Съел полсковороды оленины, лег спать и… проспал зайца. Как и положено, часам к трем ночи он упрел и благоухал на всю тайгу, я же не обратил никакого внимания. Проснулся только к утру, да и то потому, что кто-то подходил к избушке. За окном сумерки. Трудно представить, кого несет в такую рань. Может, та толстая в свою очередь явилась устанавливать отношения. Она гораздо моложе остальных и довольно симпатичная. Придушила бабку и решила размяться.

Подхватываюсь, зажигаю свечу, набиваю печку дровами и снова на нары. По пути сдернул вывешенные для просушки штаны и портянки. А вдруг и на самом деле та толстая!

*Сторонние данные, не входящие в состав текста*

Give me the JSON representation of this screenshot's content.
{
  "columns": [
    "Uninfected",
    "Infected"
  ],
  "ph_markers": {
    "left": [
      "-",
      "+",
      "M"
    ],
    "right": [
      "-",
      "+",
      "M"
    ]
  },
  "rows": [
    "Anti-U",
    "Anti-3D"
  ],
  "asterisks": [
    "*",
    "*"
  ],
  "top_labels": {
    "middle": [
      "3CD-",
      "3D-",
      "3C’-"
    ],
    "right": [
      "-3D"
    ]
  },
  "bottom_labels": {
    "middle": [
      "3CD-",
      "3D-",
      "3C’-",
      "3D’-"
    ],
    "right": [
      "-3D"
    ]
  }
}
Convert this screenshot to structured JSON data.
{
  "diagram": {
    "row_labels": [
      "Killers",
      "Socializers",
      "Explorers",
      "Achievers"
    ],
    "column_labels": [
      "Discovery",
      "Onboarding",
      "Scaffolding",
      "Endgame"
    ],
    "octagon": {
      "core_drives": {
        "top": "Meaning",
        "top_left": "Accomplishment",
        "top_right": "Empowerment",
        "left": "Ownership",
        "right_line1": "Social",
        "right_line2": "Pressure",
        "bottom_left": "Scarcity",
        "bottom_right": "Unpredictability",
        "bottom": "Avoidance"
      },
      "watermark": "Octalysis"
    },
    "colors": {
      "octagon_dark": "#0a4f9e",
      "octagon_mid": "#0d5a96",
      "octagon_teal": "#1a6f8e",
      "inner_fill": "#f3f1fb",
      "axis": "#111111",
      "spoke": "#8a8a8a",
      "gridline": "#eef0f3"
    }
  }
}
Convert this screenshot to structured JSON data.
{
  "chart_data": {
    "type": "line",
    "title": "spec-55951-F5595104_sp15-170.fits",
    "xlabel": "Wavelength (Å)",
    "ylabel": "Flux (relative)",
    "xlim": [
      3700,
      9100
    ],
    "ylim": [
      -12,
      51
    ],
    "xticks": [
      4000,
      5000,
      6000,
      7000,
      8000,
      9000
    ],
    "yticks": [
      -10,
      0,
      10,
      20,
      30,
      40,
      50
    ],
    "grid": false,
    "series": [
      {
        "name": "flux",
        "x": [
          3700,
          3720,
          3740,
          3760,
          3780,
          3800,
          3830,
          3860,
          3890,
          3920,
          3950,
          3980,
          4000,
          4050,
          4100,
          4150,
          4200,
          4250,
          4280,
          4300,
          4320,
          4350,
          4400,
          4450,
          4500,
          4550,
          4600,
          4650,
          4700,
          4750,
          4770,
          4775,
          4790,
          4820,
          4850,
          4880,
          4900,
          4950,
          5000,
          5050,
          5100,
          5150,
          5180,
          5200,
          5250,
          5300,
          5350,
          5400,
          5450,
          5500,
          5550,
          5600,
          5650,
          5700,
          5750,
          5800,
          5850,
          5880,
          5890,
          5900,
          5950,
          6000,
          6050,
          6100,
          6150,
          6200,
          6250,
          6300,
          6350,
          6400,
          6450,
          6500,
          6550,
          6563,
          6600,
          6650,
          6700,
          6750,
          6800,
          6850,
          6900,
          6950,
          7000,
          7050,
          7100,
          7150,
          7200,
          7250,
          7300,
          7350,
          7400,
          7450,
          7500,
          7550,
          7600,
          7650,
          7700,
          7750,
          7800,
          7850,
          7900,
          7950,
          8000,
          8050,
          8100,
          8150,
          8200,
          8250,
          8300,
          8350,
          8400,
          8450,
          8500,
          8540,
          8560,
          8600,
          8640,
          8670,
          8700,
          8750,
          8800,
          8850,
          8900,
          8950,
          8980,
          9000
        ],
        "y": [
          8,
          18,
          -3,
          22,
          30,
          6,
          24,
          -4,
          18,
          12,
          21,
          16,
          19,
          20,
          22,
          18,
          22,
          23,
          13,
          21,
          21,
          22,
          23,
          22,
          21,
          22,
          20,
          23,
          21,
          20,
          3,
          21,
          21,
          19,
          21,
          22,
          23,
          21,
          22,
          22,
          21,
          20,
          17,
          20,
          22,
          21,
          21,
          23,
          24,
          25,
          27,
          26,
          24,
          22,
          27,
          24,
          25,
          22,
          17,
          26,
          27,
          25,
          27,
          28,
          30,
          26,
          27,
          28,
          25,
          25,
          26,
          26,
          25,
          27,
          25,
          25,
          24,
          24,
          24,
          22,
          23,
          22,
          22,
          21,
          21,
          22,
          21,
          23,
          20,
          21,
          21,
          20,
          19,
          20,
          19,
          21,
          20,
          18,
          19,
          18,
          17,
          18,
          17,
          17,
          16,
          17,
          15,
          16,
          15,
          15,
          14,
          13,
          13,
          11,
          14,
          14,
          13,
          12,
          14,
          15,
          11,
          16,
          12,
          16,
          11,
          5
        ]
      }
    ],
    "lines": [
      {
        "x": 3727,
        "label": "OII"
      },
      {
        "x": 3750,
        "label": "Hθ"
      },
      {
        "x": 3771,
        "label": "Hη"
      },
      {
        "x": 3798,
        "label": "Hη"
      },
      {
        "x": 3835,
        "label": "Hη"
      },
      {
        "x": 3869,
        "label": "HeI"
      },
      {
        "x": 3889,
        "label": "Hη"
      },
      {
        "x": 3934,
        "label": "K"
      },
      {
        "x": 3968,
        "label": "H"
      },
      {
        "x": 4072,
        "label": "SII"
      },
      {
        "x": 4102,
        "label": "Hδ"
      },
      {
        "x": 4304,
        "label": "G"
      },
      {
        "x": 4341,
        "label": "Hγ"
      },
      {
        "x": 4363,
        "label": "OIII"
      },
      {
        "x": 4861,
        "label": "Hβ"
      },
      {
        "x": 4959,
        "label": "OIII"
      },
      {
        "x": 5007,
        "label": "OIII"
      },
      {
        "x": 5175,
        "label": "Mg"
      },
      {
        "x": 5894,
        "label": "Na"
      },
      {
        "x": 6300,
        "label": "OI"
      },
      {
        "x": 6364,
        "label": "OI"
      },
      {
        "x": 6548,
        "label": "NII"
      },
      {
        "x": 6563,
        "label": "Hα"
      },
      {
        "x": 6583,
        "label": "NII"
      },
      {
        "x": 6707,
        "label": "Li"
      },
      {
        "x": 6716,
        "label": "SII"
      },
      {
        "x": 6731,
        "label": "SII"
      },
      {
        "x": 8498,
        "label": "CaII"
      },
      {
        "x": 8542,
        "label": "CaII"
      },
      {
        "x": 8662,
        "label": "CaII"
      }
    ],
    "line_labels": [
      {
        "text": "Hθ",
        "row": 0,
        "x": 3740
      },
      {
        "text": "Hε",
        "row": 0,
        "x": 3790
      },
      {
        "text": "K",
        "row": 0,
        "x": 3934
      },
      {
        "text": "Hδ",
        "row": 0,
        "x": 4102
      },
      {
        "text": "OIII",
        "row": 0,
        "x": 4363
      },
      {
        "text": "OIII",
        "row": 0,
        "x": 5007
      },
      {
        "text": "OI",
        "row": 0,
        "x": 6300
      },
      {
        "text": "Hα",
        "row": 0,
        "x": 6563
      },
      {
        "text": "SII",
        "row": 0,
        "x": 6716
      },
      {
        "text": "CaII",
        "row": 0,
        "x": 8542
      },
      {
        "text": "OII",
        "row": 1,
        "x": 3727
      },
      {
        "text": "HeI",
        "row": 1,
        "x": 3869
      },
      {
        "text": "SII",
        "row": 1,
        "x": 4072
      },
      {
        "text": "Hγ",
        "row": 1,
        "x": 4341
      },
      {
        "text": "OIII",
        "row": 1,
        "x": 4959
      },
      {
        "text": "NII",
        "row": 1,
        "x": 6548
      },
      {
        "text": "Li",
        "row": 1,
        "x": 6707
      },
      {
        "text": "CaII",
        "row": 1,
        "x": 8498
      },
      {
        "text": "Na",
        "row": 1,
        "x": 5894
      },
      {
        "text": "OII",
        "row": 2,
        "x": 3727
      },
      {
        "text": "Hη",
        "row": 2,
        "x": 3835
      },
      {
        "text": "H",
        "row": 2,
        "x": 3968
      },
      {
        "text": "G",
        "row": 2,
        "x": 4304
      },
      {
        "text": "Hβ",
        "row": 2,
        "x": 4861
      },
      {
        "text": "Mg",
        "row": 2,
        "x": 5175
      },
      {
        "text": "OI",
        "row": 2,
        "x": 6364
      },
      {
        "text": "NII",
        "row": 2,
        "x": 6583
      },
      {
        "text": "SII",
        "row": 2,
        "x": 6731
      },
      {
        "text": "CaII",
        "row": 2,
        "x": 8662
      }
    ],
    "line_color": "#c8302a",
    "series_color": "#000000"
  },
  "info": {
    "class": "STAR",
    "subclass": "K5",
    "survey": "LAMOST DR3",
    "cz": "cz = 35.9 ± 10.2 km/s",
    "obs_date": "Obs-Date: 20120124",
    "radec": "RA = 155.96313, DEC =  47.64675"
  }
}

Но нет. В избушку зашел высокий старик эвен. В кухлянке, малахае, высоких до самого паха торбасах. Прикрыв дверь, мельком глянул в мою сторону и принялся что-то искать по избушке. Заглянул под стол, нары, за печку. На лице раздражение. Мол, сколько ни говори, а никакого порядка. Наконец отыскал заваленный дровами топор, проверил пальцем достаточно ли остер, и вышел. Через какое-то время затюкал. Наверное, влетел в наледь и скалывает с лыж лед. Опускаюсь с нар и выглядываю через проталину в окошке. Старик колет дрова. Их у меня на добрую неделю, а он колет еще и складывает в поленницу.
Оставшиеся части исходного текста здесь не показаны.